Did Apple break Find My on Big Sur?

I’ve noticed that for a few weeks (months?), I have not been able to use the Find My app on my Mac (running Big Sur). I can find all my devices on my phone (running the latest iOS), but when I use my Mac, I get the following error:

Screen Shot 2023-05-15 at 12.03.17

And almost all of my devices and friends report “location unavailable” on the map.

Ordinarily, I’d assume this is a server problem, but my phone has no problem. And this has persisted for quite some time.

My working theory right now is that Apple changed the back-end of the Find My server in a way that breaks Big Sur, and they chose to not upgrade the Big Sur app to remain compatible.

Does anyone here know for sure? Maybe a press release or other Apple announcement?

Yes, I need to upgrade this Mac. I’ve been planning to upgrade to Monterey since December, but I haven’t gotten around to it yet. I’m still uncertain about whether I want to run Ventura at this time.

Find My seems to work on my MBA M1 running macOS Big Sur 11.7.6. At the very least, I do not get the error message you posted, and I do see my Items and some Devices. (Interestingly, one Mac reports “No location found - Online” even though it’s in the next room and connected to the same network, and an iPad reports “No location found” but it is not in use, although Wi-Fi is on.)

I hope this helps.

I’m a bit confused that “almost” all your devices and friends report location unavailable if Find My is unable to connect to the server. Would your Mac make direct contact with some devices or friends?

The Mac find the location of my phone. But I think it’s a cached location, since it is reporting the last location date as April 18th.

Everything else (people, devices, including the Mac itself, and my AirTags) report “No location found”.

I have Big Sur on a remote computer; this one is not logged in to an Apple ID itself. I just connected - Find My from the web worked perfectly fine.

Find My is working perfectly in Big Sur on my iMac18,3, for all people, devices and items. All update immediately with time now.

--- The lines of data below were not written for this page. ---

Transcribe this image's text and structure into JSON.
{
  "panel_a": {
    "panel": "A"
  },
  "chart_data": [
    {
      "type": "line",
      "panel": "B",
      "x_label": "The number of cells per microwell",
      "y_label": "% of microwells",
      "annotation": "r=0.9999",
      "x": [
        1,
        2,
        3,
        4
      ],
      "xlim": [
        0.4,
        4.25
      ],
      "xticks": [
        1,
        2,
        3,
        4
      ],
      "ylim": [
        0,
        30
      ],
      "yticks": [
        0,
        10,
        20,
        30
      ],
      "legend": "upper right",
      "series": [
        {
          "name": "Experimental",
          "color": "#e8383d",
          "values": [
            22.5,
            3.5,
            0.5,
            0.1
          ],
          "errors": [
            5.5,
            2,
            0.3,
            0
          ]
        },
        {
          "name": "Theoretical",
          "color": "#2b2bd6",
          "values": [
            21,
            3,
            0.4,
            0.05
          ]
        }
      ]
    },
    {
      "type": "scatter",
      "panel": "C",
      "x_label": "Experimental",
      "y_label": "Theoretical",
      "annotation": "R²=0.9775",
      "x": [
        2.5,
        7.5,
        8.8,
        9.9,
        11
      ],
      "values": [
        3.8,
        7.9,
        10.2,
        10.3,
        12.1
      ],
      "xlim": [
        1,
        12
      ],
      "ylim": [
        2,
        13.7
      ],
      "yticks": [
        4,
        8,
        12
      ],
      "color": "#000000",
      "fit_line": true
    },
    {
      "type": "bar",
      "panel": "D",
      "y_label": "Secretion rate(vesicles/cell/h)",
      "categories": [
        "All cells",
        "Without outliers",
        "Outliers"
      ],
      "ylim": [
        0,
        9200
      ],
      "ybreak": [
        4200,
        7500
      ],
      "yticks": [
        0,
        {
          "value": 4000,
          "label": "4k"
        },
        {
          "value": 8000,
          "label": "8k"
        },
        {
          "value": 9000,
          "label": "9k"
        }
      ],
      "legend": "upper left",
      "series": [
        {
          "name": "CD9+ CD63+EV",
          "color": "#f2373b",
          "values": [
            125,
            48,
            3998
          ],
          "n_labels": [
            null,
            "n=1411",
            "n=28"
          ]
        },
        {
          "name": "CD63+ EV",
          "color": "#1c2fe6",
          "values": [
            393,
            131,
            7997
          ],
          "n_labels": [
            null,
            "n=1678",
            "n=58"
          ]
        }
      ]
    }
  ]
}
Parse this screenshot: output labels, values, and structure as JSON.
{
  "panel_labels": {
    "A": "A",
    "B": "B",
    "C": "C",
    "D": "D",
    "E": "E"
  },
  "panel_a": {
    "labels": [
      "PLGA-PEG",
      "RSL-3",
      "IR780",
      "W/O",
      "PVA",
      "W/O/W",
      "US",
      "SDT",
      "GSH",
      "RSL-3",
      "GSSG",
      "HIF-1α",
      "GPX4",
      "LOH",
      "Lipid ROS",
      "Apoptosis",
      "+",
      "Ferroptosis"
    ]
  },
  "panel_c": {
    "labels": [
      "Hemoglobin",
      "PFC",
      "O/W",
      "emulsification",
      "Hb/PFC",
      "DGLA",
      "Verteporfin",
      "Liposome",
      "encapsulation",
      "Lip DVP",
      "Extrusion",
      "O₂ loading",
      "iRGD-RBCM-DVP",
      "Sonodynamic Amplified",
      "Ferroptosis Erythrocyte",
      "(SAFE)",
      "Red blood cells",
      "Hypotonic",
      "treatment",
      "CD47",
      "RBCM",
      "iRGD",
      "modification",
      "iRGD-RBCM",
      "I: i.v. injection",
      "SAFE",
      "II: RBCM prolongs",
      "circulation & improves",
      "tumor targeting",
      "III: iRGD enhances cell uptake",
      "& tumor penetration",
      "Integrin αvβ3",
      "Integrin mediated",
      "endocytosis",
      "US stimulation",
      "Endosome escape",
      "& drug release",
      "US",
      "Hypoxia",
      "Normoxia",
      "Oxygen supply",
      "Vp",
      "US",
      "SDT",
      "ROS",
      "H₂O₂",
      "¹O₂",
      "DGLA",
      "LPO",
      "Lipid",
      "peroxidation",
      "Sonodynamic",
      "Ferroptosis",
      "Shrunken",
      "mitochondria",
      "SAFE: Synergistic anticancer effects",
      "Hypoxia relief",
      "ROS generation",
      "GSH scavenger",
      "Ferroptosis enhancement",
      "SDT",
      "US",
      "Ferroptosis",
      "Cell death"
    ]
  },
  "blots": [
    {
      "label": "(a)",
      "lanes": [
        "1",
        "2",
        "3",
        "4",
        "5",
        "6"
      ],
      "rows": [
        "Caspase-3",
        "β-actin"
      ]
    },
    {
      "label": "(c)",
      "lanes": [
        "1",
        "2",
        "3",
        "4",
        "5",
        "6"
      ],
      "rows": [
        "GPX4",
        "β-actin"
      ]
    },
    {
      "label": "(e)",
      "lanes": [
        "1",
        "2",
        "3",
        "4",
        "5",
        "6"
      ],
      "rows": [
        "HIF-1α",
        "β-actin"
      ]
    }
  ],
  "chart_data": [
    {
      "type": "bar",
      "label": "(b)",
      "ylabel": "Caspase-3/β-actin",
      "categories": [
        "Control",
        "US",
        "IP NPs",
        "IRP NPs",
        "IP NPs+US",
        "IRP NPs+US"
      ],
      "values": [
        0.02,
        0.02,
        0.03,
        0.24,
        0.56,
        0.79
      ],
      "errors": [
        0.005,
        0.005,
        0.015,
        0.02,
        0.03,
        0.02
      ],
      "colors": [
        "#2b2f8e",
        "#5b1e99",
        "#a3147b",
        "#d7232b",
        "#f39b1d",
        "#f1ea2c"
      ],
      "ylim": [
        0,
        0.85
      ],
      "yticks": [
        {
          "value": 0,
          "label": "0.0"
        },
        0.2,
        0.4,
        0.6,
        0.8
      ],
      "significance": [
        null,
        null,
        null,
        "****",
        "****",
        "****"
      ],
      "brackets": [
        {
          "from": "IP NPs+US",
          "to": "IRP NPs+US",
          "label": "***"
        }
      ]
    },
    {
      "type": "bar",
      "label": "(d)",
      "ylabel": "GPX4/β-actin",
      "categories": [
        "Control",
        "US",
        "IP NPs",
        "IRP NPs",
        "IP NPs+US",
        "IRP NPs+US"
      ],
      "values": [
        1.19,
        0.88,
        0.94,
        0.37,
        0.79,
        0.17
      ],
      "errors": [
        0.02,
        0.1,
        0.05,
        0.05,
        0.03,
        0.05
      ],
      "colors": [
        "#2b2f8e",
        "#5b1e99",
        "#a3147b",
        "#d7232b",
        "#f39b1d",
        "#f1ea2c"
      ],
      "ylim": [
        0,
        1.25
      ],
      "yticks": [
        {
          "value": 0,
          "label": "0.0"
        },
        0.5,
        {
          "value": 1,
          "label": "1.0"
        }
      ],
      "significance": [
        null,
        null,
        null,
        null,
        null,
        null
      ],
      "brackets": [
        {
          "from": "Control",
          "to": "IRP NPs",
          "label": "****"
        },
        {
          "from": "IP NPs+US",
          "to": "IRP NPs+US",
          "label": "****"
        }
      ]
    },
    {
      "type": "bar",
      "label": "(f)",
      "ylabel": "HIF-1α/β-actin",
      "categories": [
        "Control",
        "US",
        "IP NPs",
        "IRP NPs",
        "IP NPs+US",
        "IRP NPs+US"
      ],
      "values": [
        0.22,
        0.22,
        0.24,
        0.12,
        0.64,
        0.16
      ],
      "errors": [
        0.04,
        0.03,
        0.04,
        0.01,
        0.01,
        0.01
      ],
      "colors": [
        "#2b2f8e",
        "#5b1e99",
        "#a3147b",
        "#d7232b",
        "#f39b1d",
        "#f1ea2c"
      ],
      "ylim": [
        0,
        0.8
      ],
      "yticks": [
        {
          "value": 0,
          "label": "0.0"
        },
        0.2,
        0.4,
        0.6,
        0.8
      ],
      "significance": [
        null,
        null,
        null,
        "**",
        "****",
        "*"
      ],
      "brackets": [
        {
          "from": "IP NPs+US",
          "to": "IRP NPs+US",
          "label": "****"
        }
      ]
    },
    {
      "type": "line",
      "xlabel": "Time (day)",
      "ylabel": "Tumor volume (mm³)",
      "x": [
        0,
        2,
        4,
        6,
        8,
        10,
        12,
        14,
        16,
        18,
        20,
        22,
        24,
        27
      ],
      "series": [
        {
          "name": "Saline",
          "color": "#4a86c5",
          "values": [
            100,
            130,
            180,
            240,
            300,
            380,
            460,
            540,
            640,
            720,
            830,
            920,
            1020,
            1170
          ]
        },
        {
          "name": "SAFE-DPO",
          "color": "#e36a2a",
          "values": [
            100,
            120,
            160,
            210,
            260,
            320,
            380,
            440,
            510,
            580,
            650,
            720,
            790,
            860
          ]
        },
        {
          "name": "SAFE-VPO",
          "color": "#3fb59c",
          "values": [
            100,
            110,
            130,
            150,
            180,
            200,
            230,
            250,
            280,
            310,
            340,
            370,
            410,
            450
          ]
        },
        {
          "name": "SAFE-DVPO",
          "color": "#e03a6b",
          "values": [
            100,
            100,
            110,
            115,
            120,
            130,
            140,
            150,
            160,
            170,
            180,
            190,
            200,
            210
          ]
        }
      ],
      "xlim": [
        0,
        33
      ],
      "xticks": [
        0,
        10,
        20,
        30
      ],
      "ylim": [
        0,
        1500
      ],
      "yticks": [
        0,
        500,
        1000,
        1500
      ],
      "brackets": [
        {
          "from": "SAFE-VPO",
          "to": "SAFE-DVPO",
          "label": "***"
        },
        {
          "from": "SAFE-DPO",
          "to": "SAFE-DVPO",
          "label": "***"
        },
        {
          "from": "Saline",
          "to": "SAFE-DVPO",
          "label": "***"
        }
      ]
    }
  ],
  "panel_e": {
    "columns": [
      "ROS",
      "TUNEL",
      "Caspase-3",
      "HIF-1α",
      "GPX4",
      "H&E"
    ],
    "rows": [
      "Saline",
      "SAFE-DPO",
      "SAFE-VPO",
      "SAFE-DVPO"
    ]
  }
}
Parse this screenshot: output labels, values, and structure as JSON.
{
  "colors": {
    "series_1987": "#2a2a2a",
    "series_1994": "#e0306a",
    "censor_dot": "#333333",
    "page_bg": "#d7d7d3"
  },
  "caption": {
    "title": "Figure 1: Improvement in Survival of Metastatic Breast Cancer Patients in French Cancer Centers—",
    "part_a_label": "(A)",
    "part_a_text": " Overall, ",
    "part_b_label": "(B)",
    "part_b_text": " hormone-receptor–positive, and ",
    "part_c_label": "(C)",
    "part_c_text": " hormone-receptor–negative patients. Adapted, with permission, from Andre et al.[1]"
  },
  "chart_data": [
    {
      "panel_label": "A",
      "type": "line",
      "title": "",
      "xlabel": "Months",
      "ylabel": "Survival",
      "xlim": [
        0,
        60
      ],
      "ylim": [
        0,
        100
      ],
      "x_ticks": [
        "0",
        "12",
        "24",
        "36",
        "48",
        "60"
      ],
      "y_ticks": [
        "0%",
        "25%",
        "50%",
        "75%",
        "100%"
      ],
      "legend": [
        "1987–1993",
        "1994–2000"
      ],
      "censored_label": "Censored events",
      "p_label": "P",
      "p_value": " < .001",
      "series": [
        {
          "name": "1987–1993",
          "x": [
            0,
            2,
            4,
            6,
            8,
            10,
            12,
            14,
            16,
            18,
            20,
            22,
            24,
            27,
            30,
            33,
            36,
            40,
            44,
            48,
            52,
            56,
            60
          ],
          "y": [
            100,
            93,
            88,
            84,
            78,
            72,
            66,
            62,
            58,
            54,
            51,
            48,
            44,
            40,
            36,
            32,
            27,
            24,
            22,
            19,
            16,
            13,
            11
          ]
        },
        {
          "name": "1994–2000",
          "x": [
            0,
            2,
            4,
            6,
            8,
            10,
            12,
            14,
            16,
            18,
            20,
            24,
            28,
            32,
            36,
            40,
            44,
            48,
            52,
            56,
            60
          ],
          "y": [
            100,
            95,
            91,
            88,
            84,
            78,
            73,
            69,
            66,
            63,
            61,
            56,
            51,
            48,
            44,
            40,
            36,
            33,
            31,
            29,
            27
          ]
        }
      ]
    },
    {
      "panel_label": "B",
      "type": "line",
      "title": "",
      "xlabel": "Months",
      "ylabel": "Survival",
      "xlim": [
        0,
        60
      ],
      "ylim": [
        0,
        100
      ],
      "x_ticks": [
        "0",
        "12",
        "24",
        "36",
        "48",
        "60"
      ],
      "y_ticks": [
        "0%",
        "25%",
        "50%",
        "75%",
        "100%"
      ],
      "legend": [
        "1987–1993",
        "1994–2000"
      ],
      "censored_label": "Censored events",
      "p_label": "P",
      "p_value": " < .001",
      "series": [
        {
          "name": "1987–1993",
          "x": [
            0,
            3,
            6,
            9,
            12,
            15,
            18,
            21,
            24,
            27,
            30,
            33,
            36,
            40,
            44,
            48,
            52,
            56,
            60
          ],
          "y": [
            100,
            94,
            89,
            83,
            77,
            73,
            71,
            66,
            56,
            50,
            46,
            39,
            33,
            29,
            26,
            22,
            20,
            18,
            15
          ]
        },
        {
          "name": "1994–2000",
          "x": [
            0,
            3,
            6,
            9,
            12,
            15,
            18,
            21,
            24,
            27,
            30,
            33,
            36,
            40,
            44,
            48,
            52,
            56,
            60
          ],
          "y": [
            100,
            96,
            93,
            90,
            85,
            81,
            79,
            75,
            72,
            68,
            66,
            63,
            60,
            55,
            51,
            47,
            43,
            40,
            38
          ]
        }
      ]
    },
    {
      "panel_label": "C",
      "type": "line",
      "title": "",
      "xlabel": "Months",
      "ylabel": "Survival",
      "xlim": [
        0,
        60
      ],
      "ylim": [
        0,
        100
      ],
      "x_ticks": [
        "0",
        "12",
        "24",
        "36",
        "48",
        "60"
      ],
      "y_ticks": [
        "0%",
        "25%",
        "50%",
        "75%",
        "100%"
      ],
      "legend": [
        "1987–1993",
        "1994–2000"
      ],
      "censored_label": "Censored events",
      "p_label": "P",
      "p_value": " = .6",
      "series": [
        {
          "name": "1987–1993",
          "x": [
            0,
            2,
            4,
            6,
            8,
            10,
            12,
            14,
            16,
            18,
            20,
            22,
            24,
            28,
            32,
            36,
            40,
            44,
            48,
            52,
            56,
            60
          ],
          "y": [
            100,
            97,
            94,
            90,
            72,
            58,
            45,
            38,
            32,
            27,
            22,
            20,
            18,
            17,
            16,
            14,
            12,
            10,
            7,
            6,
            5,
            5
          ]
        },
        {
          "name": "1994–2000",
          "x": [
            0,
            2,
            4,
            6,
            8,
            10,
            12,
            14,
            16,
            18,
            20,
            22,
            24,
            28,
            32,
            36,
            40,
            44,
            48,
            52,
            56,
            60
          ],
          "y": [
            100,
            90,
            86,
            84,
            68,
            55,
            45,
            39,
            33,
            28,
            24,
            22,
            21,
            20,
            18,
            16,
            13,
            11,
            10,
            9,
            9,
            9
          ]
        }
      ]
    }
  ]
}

I tried a bit of packet snooping with Wireshark. All of the data exchanged is encrypted (HTTP/TLS), but I was able to determine the destination IP addresses and servers for each and how each connection ended.

For what it’s worth:

  • One SSH/TLS session (configuration.ls.apple.com, accessed via an Akamai server) opened and closed normally. It received some spurious packets after the session closed, which my Mac (correctly) rejected by sending TCP-reset packets for the port.

  • Several sessions (p116-fmfmobile.icloud.com, p116-fmipmobile.icloud.com, gateway.icloud.com, p116-caldav.icloud.com, p49-mailws.icloud.com and gsas.apple.com) all opened during the time of my test and didn’t close afterward.

    I assume these sessions were created by various background services. From the names, these look like two Find My servers, a calendar server, a mail server and two whose purpose isn’t obvious from the names (gateway and gsas).

  • Two sessions (both to gsa.apple.com) moved a bit of data and then received an encrypted TLS alert from the server. The session was then immediately closed. I suspect this might be the cause (or at least a symptom) of the problem, but I have no way of knowing what the alert was, since TLS session content is all encrypted.

Does anyone here know what that gsa.apple.com server might be for?

On a hunch, I decided to sign out from my Apple ID, reboot and sign back in again. Find My is working again.

I may never know what was wrong, but at least it’s working again.

Thanks for those who pointed out that this was not a software incompatibility issue (as I suspected), which made me start looking for ways to fix it.

I’m glad it’s working now.

That’s a hunch that often does not occur to me. Thanks for the follow-up; it will help me remember to reset things (logout and login; restart; sign-out and sign-in) when anomalies occur—which they do, all too often.